You don't need the div
instruction to divide by 16, just shift by 4 bits, or AND with 0x0f. Hex is special because the base is a power of 2. (Unlike splitting numbers into decimal digits, where you do need division by 10.)
Never use div
where the divisor is known to be a power of 2, especially not an assemble-time constant.
The "clever" way to do this would be to do a word load to get both values, then rotate that word so the 2
(low nibble of A) and 3
(high nibble of B) are in the same byte.
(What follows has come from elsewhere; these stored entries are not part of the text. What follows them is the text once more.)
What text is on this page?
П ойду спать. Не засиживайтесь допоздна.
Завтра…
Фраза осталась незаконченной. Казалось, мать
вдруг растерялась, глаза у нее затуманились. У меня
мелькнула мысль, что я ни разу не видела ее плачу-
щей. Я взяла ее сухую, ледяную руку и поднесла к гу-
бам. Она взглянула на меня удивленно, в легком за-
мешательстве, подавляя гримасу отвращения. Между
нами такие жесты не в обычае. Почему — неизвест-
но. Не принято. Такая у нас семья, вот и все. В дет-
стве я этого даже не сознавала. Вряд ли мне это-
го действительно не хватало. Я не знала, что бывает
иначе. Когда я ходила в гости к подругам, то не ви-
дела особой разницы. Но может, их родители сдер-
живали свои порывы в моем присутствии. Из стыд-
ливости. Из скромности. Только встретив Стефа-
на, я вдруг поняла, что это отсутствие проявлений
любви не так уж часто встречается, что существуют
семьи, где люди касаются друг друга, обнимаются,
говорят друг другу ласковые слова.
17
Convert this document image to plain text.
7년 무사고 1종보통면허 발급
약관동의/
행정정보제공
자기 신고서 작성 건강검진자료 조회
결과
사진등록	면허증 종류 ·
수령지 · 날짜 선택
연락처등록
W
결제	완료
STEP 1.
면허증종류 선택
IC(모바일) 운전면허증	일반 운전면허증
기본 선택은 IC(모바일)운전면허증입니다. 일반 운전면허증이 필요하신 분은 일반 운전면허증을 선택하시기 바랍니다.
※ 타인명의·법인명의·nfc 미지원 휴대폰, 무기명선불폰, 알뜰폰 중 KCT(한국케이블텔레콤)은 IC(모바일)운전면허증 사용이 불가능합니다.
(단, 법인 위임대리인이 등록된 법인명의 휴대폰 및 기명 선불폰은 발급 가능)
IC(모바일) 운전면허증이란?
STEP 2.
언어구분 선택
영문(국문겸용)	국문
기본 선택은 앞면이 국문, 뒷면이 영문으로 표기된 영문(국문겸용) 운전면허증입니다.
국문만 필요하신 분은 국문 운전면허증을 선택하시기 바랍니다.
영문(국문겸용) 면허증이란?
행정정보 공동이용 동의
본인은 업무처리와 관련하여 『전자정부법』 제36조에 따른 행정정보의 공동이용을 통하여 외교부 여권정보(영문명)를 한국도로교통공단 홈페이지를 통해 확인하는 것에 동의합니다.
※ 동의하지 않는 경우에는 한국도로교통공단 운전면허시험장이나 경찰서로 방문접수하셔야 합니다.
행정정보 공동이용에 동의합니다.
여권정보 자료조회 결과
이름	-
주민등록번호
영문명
Swap them with a 4-bit rotate of that byte, then word rotate the opposite direction from the first to put nibbles back where they were, with the swap still done.
; A and B are known to be adjacent, so a 2-byte load from A gets B:A in AH:AL = AX
mov ax, word ptr [A] ; Z Y X W in MSB-first notation, AH then AL
;; In your case: 3 4 1 2 (Z and W are the 4-bit chunks we want to swap)
rol ax, 4 ; Y X W Z (rotate the extreme nibbles to share one byte)
rol al, 4 ; Y X Z W (swap halves of AL)
ror ax, 4 ; W Y X Z (undo the first rotate)
;; In your case: 2 4 1 3
mov word ptr [A], ax ; and store back to memory
If we'd started with ror ax, 4
(or rol ax, 12
), we could have used rol ah,4
because the pair we want to swap would be together in AH instead of AL. Swapping 4-bit halves of a register can be done with ROR or ROL, it doesn't matter.
If you're programming for original 8086 (without 186 features like immediate shift counts), put 4
in CL and use ror ax, cl
or whatever.
We could have done this with 3 memory-destination rotates, but that would suck for efficiency compared to using a register.
If we'd needed to swap Y and W for example, you'd need an extra rotate step because no word rotate can bring them together into the same byte. And a different approach might be better, like a bithack using xor to swap only the high 4 bits between AH and AL (kind of like an xor-swap, but masking tmp values), before a word store of AX.
The "non-clever" way would be more complicated, basically doing bit-field extract / insert with shr
and/or and al, 0x0f
to extract, and or
to insert (after clearing the destination bits with and
).
If you understand rotates, and x86 endianness, the "clever" way is short enough that it's easy to understand and verify. But if not, shr
, shl
, and
, and or
are going to be your building blocks for.